Pays outragé, la Syrie est le terrain de toutes les horreurs depuis une décennie. Anouar Benmalek nous plonge avec L’amour au temps des scélérats dans la fureur et la violence de ce pays. Il nous offre un roman complexe et ambitieux ou amour et haine s’entremêlent.
Alors que Kurdes, combattants de Daech, soldats américains, milices et minorités religieuses se déchirent, un étrange candidat au djihad se pressente. Il s’appelle Tammouz et semble capable d’envoûter les chats. Il suit la piste de la femme qu’il a aimé et possède d’étranges pouvoirs. Sur sa route, il croise Zayélé, une yézidis, Adam, un soldat américain qui a rejoint les forces kurdes mais aussi Houda et Yassir, un couple d’amants en fuite. Tous tentent de survivre dans un pays où la mort est omniprésente. Des camps de rééducation de Daech pour les enfants yézidis aux rues de Damas en passant par les villages du désert syrien, nous traversons le pays et son chaos.
La devise de Moussab al-Firansi est d’une simplicité minérale : dans le doute, mieux vaut liquider un vrai croyant qu’épargner un ennemi de Dieu – le croyant lésé y gagne d’une certaine manière puisqu’il accède plus rapidement au paradis !
Chaque chapitre se concentre sur un personnage. Progressivement, les différentes intrigues se tissent et, loin de se livrer à un catalogues des horreurs perpétrées, le récit dresse un portrait vibrant d’un pays devenu fou. Malgré les différences d’origines ou de situations de chacun des personnages, ce qui les relit c’est l’amour. Il s’agit bien là du grand thème de ce roman. L’amour d’un couple, l’amour d’une mère ou l’amour d’un frère deviennent des raisons de lutter pour survivre. Malgré le tumulte ambiant, l’amour demeure et maintient les êtres en vie.
Avant, j’étais désespéré, je ne pensais qu’à fuir ce pays de fous. Pourtant, dès qu’on s’est connus, Houda et moi, on a choisi de ne voir que la beauté du monde. Ça paraît incroyable dans cet enfer, mais je t’assure que c’était facile avec Houda, et pas seulement parce qu’elle est belle, qu’elle rit tout le temps, qu’elle chante aussi, et c’est merveilleux comme du cristal quand elle chante, qu’il lui arrive d’être cruelle et, ah mon Dieu ! si câline… Même Dieu n’aurait pu inventer sa gentillesse dans Son paradis. Quand je pense à elle, j’ai l’impression qu’un oiseau froufroute tendrement dans mon cœur…
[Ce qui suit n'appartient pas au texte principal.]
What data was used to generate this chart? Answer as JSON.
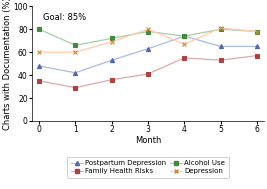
{
  "xlabel": "Month",
  "ylabel": "Charts with Documentation (%)",
  "goal_text": "Goal: 85%",
  "goal_y": 85,
  "xlim": [
    -0.2,
    6.2
  ],
  "ylim": [
    0,
    100
  ],
  "yticks": [
    0,
    20,
    40,
    60,
    80,
    100
  ],
  "xticks": [
    0,
    1,
    2,
    3,
    4,
    5,
    6
  ],
  "months": [
    0,
    1,
    2,
    3,
    4,
    5,
    6
  ],
  "series": {
    "Postpartum Depression": {
      "values": [
        48,
        42,
        53,
        63,
        74,
        65,
        65
      ],
      "line_color": "#AABBDD",
      "marker_color": "#5566AA",
      "marker": "^"
    },
    "Family Health Risks": {
      "values": [
        35,
        29,
        36,
        41,
        55,
        53,
        57
      ],
      "line_color": "#DDAAAA",
      "marker_color": "#AA4444",
      "marker": "s"
    },
    "Alcohol Use": {
      "values": [
        80,
        66,
        72,
        78,
        74,
        80,
        78
      ],
      "line_color": "#AACCAA",
      "marker_color": "#448844",
      "marker": "s"
    },
    "Depression": {
      "values": [
        60,
        60,
        69,
        80,
        67,
        81,
        78
      ],
      "line_color": "#FFCCAA",
      "marker_color": "#CC8833",
      "marker": "x"
    }
  },
  "series_order": [
    "Postpartum Depression",
    "Family Health Risks",
    "Alcohol Use",
    "Depression"
  ],
  "legend_order": [
    "Postpartum Depression",
    "Family Health Risks",
    "Alcohol Use",
    "Depression"
  ],
  "background_color": "#FFFFFF",
  "legend_fontsize": 5.0,
  "axis_fontsize": 6.0,
  "tick_fontsize": 5.5,
  "goal_fontsize": 6.0,
  "linewidth": 0.9,
  "markersize": 3.0
}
La barbarie est omniprésente et nous avançons avec effroi dans le récit. L’auteur manie néanmoins un humour salutaire pour mieux montrer la bêtise des djihadistes. Le surnaturel offre au récit une ampleur plus universelle et de belles réflexions sur l’amour ou le violence. Si la lecture est éprouvante, le changement régulier de ton la rend plus fluide. J’ai été impressionnée par l’ampleur de ce roman, par la capacité de son auteur à parler de tant d’aspects du conflit tout en gardant une cohérence narrative. En plus d’être un roman d’amour c’est un roman d’aventure. Les péripéties sont nombreuses, le rythme soutenu et le lecteur est happé par l’intrigue complexe. Un grand souffle narratif traverse le roman.
J’ai été séduite par la plume de Anouar Benmalek. Tantôt lyrique, tantôt facétieuse, son écriture se fait changeante aux grès des situations. L’ensemble est d’une grande intensité. L’auteur porte un regard lucide sur la Syrie et sur les hommes. Il accorde une grande place à l’art. La musique comme la littérature guident ses personnages.
Encore un magnifique roman portée par la maison d’édition Emmanuelle Collas.